Now we take the summary statistics of the data based on which we can identify if there are any abnormal values that are present.
kable(summary(nyse_apple))
| date | symbol | open | close | low | high | volume | fluctuation | |
|---|---|---|---|---|---|---|---|---|
| Min. :2010-01-04 00:00:00 | Length:1762 | Min. : 90.0 | Min. : 90.28 | Min. : 89.47 | Min. : 90.7 | Min. : 11475900 | Min. :-30.11999 | |
| 1st Qu.:2011-09-30 18:00:00 | Class :character | 1st Qu.:115.2 | 1st Qu.:115.19 | 1st Qu.:114.00 | 1st Qu.:116.4 | 1st Qu.: 49174775 | 1st Qu.: -1.97000 | |
| Median :2013-07-04 00:00:00 | Mode :character | Median :318.2 | Median :318.24 | Median :316.55 | Median :320.6 | Median : 80503850 | Median : 0.04499 | |
| Mean :2013-07-02 22:20:17 | NA | Mean :313.1 | Mean :312.93 | Mean :309.83 | Mean :315.9 | Mean : 94225776 | Mean : -0.14925 | |
| 3rd Qu.:2015-04-05 00:00:00 | NA | 3rd Qu.:470.9 | 3rd Qu.:472.59 | 3rd Qu.:467.97 | 3rd Qu.:478.1 | 3rd Qu.:121081625 | 3rd Qu.: 1.70001 | |
| Max. :2016-12-30 00:00:00 | NA | Max. :702.4 | Max. :702.10 | Max. :699.57 | Max. :705.1 | Max. :470249500 | Max. : 30.76001 |
From the summary table it is clear that there are no negative values for the columns of open, close, high, low, volume.
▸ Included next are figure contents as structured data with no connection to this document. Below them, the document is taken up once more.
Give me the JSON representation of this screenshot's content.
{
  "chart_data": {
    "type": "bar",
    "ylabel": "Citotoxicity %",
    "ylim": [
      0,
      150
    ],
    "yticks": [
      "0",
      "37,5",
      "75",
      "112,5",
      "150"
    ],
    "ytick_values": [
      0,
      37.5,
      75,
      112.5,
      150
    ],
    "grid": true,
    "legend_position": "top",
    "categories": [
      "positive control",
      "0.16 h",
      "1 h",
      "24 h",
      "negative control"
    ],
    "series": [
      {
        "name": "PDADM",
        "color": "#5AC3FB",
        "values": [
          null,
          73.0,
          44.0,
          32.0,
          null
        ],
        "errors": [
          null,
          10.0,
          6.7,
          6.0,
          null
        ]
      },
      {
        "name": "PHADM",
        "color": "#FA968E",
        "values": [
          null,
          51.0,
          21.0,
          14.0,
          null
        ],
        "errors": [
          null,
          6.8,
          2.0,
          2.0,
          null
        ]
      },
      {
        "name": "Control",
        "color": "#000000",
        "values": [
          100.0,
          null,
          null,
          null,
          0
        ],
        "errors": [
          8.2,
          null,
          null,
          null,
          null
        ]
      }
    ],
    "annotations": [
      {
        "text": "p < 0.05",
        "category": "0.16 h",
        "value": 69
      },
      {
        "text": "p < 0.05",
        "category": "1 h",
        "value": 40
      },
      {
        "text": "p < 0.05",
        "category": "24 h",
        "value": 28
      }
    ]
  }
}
Thus we eliminate any possibility of abnormal values though we might have some outliers.
datatable(head(nyse_apple,50))
As we wish to identify the trends in the stocks, it is mandatory to convert the data into a time-series data for further analysis to identify trends and study their relationship towards the factors in fundamentals_data_apple dataset which contains above 70 attributes on which the price of the stocks can vary, hence doing correlation study between predictor and the response variable becomes crucial to eliminate the unnecessary variables. For the modelling process the data will be split in 80 to 20 ratio for the training and test set.
General plots between predictor and response variables and correlation statistics will provide a deeper insight on the parameter selection process. The parameter seletion process is not quite clear at the moment. In the end,I plan to employ a neural network to further the analysis to predict stock prices.